Neurotoxicology and Teratology
- Discipline: Toxicology, neuroscience
- Language: English
- Edited by: Gregg Stanwood

Publication details
- Former names: Neurobehavioral Toxicology, Neurobehavioral Toxicology and Teratology
- History: 1979-present
- Publisher: Elsevier
- Frequency: Bimonthly
- Impact factor: 3.763 (2021)

Standard abbreviations
- ISO 4: Neurotoxicol. Teratol.

Indexing
- CODEN: NETEEC
- ISSN: 0892-0362
- LCCN: 81642303
- OCLC no.: 39098352

Links
- Journal homepage; Online access;

= Neurotoxicology and Teratology =

Neurotoxicology and Teratology is a bimonthly peer-reviewed scientific journal covering research on the toxicological effects of chemical and physical agents on the nervous system. It was established in 1979 as Neurobehavioral Toxicology, was renamed to Neurobehavioral Toxicology and Teratology in 1981, and obtained its current title in 1987. It is published by Elsevier and the editor-in-chief is Gregg Stanwood (Florida State University).

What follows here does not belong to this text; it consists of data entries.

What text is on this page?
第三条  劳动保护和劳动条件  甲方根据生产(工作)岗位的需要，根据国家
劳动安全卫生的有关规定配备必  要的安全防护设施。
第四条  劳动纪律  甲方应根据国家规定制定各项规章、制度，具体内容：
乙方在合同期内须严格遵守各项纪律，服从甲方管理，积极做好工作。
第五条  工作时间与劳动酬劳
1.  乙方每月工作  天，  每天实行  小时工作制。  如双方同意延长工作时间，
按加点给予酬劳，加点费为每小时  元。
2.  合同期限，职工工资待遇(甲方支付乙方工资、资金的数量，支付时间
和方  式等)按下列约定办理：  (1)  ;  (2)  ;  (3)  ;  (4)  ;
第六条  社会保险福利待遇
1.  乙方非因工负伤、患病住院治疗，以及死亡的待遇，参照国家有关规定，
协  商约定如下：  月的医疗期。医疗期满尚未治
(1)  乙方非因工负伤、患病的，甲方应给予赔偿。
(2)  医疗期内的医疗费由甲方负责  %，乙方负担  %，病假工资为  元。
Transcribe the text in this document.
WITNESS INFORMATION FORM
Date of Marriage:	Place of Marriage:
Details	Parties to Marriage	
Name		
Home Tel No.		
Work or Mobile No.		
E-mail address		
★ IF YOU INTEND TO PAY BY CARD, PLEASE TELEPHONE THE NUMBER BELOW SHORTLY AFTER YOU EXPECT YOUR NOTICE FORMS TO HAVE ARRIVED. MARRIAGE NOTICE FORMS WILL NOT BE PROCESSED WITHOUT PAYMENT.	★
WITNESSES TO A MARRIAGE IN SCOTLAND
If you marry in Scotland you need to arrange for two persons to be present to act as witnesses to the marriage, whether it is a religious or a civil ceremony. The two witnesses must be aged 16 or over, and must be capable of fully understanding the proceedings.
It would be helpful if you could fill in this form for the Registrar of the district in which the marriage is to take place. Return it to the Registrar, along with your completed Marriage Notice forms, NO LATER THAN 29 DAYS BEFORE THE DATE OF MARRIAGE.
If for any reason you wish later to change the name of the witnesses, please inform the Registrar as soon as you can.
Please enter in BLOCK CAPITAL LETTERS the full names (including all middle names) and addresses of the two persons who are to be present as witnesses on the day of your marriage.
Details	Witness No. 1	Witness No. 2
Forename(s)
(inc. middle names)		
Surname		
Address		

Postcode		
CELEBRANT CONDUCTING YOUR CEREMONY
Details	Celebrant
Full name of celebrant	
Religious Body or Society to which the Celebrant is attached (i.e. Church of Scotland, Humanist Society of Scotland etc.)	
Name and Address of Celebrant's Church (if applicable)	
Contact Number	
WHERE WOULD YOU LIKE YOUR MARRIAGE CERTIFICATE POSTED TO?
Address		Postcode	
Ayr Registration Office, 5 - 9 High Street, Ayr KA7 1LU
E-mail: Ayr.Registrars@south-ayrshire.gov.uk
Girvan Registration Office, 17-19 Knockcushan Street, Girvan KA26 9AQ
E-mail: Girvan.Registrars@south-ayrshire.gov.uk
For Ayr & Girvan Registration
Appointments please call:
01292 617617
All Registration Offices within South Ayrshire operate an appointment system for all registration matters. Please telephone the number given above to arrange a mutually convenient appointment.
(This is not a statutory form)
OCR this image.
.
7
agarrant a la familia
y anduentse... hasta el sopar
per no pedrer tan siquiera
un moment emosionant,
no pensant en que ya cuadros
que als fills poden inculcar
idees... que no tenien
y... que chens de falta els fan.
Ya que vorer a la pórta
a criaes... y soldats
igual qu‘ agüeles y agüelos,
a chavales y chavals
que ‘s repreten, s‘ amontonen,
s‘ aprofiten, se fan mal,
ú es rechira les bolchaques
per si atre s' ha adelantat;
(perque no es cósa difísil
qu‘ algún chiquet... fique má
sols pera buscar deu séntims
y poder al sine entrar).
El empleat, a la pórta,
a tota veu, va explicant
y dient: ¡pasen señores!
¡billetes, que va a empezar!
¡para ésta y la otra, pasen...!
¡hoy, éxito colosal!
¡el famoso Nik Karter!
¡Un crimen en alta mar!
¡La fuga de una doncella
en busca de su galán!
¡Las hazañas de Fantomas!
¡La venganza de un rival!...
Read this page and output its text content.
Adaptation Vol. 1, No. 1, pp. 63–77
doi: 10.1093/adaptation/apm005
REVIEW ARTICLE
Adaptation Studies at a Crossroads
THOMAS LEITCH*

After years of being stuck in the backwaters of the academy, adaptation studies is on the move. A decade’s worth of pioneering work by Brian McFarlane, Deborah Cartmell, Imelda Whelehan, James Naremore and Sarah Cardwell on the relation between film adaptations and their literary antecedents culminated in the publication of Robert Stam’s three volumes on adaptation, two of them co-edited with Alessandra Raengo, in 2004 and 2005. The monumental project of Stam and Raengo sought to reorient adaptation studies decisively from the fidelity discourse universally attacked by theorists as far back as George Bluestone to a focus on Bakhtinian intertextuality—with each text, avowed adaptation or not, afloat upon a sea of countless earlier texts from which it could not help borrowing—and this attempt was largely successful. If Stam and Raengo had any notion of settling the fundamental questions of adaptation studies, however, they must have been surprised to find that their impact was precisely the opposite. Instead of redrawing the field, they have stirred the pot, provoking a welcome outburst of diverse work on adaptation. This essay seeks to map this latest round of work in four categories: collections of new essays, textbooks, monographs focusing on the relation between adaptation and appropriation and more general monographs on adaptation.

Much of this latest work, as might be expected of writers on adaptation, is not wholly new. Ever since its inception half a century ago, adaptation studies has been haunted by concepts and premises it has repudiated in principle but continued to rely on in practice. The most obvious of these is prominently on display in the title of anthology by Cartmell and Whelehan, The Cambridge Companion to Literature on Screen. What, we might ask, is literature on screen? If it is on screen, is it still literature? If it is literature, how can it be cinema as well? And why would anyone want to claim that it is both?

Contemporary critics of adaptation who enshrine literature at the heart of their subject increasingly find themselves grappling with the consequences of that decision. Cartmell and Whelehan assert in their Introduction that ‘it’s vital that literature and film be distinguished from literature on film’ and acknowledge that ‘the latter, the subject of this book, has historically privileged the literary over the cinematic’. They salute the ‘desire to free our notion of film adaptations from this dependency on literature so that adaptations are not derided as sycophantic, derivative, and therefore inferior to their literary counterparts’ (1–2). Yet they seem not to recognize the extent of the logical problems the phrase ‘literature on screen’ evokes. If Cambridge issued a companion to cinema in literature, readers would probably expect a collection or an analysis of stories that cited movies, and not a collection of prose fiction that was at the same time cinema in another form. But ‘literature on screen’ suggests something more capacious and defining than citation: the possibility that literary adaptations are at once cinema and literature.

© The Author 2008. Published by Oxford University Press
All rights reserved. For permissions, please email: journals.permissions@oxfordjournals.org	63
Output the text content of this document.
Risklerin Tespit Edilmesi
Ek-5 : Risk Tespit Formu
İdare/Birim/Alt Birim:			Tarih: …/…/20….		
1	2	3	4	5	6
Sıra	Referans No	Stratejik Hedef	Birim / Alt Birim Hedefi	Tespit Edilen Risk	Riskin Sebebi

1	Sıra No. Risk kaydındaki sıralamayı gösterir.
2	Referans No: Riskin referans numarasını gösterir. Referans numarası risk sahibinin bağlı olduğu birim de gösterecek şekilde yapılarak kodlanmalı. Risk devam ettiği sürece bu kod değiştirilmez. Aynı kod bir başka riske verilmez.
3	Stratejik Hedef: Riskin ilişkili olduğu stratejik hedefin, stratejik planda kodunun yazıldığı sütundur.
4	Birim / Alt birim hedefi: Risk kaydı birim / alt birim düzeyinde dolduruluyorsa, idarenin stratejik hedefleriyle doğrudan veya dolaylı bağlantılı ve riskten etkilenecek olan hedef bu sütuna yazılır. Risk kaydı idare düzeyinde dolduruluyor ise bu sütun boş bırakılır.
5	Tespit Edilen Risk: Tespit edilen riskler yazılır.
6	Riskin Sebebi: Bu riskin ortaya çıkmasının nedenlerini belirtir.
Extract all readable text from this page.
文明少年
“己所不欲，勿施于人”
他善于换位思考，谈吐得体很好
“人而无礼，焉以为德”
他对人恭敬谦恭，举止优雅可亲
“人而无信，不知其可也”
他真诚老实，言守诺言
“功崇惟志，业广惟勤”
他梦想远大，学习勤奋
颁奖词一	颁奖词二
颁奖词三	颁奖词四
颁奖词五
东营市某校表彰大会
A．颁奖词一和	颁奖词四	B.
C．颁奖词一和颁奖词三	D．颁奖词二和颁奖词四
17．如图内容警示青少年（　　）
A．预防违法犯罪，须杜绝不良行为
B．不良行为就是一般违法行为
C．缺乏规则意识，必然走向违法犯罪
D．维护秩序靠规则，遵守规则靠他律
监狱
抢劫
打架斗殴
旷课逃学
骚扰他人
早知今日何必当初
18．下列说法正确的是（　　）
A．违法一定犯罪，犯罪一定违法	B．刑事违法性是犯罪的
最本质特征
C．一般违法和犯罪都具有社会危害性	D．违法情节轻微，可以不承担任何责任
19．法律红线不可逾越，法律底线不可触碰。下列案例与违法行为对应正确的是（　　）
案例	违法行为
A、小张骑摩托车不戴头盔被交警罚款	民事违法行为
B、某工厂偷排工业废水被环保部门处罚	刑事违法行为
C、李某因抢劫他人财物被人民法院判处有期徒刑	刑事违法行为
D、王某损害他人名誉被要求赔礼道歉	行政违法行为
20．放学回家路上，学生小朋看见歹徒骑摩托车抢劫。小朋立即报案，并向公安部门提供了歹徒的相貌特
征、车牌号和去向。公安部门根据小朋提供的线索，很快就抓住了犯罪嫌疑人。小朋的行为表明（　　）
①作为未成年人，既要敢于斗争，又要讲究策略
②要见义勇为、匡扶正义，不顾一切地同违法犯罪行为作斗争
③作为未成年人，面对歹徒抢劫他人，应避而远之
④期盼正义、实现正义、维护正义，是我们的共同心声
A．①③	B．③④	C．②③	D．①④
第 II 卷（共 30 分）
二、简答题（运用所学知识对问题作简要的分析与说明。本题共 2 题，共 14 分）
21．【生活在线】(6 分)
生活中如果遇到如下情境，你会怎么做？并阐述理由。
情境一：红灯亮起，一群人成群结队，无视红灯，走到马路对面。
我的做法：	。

== Abstracting and indexing ==
The journal is abstracted and indexed in:

- BIOSIS Previews
- CASSI
- Current Contents/Life Sciences
- Embase
- EMBiology
- Elsevier BIOBASE
- Index Medicus/MEDLINE/PubMed
- Science Citation Index
- Scopus

According to the Journal Citation Reports, the journal has a 2019 impact factor of 3.274.